The Internet changes the rules. Good titles need to be found before readers can browse and choose. That's where SEO comes into play. Good Internet titles need duality, a dichotomy between human curiosity and the curiosity of the web crawling bots.
SEO adds the house number to the curb appeal of the title. You need both to succeed on the Internet. A great title that could arouse a reader's interest is useless if it's buried, lost on the Internet. The SEO component puts titles into the search engine results pages (SERP). The best titles get the best page rank, at the top, and like the eye level shelves on a magazine rack, entice a reader to choose.
What if you have the right address and the house is shabby, paint peeling, shutters askew and an unkempt lawn? Not an inviting picture. A house hunter might stop, but it's unlikely they'll bother to get out of their car if the house isn't inviting.

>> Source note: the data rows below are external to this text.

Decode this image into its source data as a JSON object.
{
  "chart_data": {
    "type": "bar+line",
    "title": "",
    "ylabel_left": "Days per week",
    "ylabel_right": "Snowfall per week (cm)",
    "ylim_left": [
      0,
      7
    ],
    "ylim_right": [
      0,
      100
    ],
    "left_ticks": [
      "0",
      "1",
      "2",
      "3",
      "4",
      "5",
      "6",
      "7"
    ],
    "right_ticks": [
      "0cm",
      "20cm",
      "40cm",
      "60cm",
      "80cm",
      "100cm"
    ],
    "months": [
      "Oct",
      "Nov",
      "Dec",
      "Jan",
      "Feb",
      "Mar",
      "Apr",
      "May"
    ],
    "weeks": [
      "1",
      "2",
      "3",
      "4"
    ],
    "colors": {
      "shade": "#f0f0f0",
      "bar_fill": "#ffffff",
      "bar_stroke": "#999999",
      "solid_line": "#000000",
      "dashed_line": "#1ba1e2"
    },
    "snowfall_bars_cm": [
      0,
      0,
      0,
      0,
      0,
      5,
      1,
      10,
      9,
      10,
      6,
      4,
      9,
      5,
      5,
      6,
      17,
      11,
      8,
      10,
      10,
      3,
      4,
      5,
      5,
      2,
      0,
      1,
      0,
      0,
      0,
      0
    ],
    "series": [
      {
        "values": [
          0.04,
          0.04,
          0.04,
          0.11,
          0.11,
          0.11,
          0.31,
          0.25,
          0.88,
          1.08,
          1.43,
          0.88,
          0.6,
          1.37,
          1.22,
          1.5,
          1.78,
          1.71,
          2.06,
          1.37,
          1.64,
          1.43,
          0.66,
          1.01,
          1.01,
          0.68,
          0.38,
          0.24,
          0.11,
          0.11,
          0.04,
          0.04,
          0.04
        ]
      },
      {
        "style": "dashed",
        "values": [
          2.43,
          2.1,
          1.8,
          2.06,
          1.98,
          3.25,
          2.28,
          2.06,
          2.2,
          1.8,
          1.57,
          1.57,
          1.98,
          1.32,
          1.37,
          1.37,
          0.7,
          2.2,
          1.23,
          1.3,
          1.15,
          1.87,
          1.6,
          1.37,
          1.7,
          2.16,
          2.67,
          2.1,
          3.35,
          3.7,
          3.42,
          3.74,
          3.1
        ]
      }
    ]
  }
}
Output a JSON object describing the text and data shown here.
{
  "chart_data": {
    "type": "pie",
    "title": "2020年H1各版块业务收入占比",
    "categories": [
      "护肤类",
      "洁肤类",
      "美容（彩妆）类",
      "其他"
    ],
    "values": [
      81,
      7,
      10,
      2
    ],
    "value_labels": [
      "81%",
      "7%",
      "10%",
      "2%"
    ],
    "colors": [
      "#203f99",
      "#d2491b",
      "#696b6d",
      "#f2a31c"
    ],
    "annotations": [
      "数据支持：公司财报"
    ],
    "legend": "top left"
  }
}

The same holds true for titles. What good is it when a visitor arrives to find a shabby title? A title is an invitation to the dance, an invitation to the visitor to read on, an invitation to the writer to provide content. What if writers pass up the dance because the partners are ugly? What if you invite people to a party and you don't have enough food and drink?
Quality Internet content demands quality titles. SEO alone can't do it. Titles that appeal to readers aren't enough by themselves. You need both to succeed on the Internet.
Good titles aren't clever or cute. That never works. Good titles are searchable and memorable. Searchable because they contain SEO keyword phrases that match what Internet visitors are looking for. Memorable because, once found, a good title must appeal to the human curiosity sitting at their computer.
SEO keywords bring visitors, but without the curb appeal of human curiosity, few visitors will stop to read the content behind the title. A anatomy of a good Internet title finds a careful balance between the need to be found and once found, irresistible enough to stop a visitor in their tracks and compel them to stay and read the content.